SVP & GM Durga Malladi, Qualcomm Technologies, Inc.
Building on this, both rack solutions incorporate direct liquid cooling for thermal efficiency, PCIe for scalability, and Ethernet for scale-out capabilities. They also feature confidential computing for secure AI workloads and a rack-level power consumption of 160 kW. Qualcomm’s hyperscaler-grade AI software stack, optimized for AI inference from application to system layers, further supports integration and management of trained AI models. This optimized software, combined with compatibility for leading AI frameworks and one-click model deployment, is designed for frictionless adoption and rapid innovation, according to the company.
Next-Generation AI Inference: Qualcomm’s High-Performance, Efficient Chips
The Qualcomm AI250 solution represents a significant leap forward in AI inference efficiency, according to the company’s announcements. This innovative chip utilizes a near-memory computing architecture, delivering over 10x higher effective memory bandwidth compared to conventional systems. This advancement directly addresses a critical bottleneck in AI processing, enabling faster and more responsive AI applications while simultaneously reducing power consumption. The design allows for disaggregated AI inferencing, optimizing hardware utilization and aligning with customer cost and performance requirements.
Building on this, the AI250 and AI200 solutions both incorporate direct liquid cooling and support both PCIe for scaling up and Ethernet for scaling out. This combination provides flexibility for diverse data center configurations and workloads. Furthermore, confidential computing capabilities are integrated, enhancing security for sensitive AI workloads. Durga Malladi, SVP & GM, Technology Planning, Edge Solutions & Data Center at Qualcomm Technologies, Inc., highlighted how these solutions empower customers to deploy generative AI at an unprecedented total cost of ownership (TCO).
“Our rich software stack and open ecosystem support make it easier than ever for developers and enterprises to integrate, manage, and scale already trained AI models on our optimized AI inference solutions. With seamless compatibility for leading AI frameworks and one-click model deployment, Qualcomm AI200 and AI250 are designed for frictionless adoption and rapid innovation.”
SVP & GM Durga Malladi, Qualcomm Technologies, Inc.

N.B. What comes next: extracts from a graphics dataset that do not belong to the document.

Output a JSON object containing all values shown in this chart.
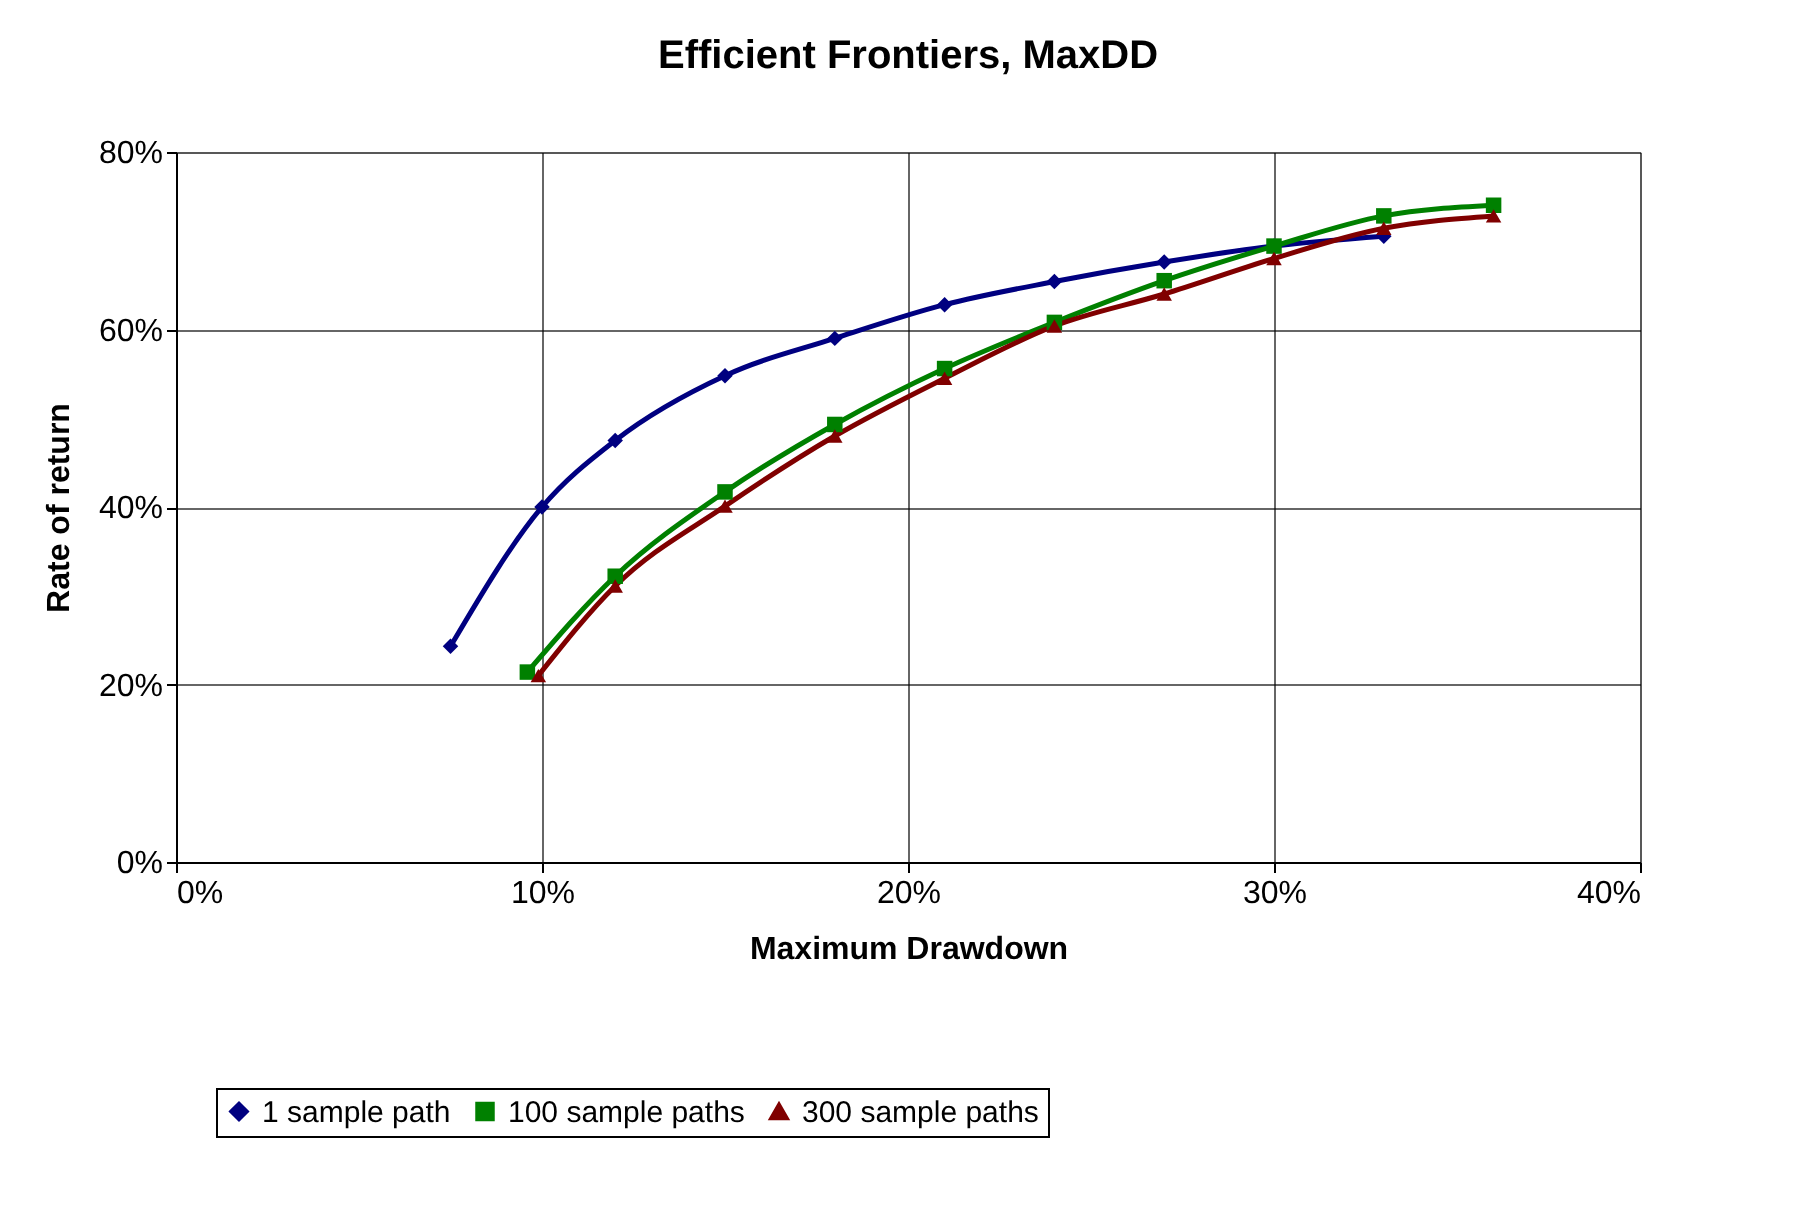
{
  "chart_data": {
    "type": "line",
    "title": "Efficient Frontiers, MaxDD",
    "xlabel": "Maximum Drawdown",
    "ylabel": "Rate of return",
    "xlim": [
      0,
      40
    ],
    "ylim": [
      0,
      80
    ],
    "xticks": [
      {
        "value": 0,
        "label": "0%"
      },
      {
        "value": 10,
        "label": "10%"
      },
      {
        "value": 20,
        "label": "20%"
      },
      {
        "value": 30,
        "label": "30%"
      },
      {
        "value": 40,
        "label": "40%"
      }
    ],
    "yticks": [
      {
        "value": 0,
        "label": "0%"
      },
      {
        "value": 20,
        "label": "20%"
      },
      {
        "value": 40,
        "label": "40%"
      },
      {
        "value": 60,
        "label": "60%"
      },
      {
        "value": 80,
        "label": "80%"
      }
    ],
    "grid": true,
    "legend": "bottom",
    "line_style": "solid",
    "series": [
      {
        "name": "1 sample path",
        "color": "#000080",
        "marker": "diamond",
        "x": [
          7.5,
          10,
          12,
          15,
          18,
          21,
          24,
          27,
          30,
          33
        ],
        "values": [
          24.3,
          40,
          47.5,
          54.8,
          59,
          62.8,
          65.4,
          67.6,
          69.4,
          70.5
        ]
      },
      {
        "name": "100 sample paths",
        "color": "#008000",
        "marker": "square",
        "x": [
          9.6,
          12,
          15,
          18,
          21,
          24,
          27,
          30,
          33,
          36
        ],
        "values": [
          21.4,
          32.2,
          41.7,
          49.3,
          55.6,
          60.8,
          65.5,
          69.4,
          72.8,
          74
        ]
      },
      {
        "name": "300 sample paths",
        "color": "#800000",
        "marker": "triangle",
        "x": [
          9.9,
          12,
          15,
          18,
          21,
          24,
          27,
          30,
          33,
          36
        ],
        "values": [
          21,
          31.1,
          40.1,
          48,
          54.5,
          60.4,
          64,
          68,
          71.4,
          72.8
        ]
      }
    ]
  }
}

Qualcomm’s hyperscaler-grade AI software stack is optimized for AI inference across the entire system, from the application to the system software layer. This end-to-end optimization, coupled with compatibility for leading AI frameworks and one-click model deployment, streamlines integration and accelerates innovation. The company emphasizes that this approach simplifies the process for developers and enterprises to integrate, manage, and scale already trained AI models on their optimized AI inference solutions, fostering a more accessible and efficient AI ecosystem.
Qualcomm Technologies’ AI200 and AI250 solutions represent a significant step towards more scalable and efficient AI inference. With innovations like near-memory computing and increased memory bandwidth, these rack solutions could enable disaggregated AI inferencing for a wider range of industries. For organizations managing large language and multimodal models, this translates to optimized performance and reduced total cost of ownership.
The advancements from Qualcomm Technologies extend beyond simple efficiency gains; they facilitate flexible deployment and secure AI workloads through features like direct liquid cooling and confidential computing. This development could enable faster, more accessible generative AI, ultimately impacting how businesses utilize and integrate artificial intelligence into their operations.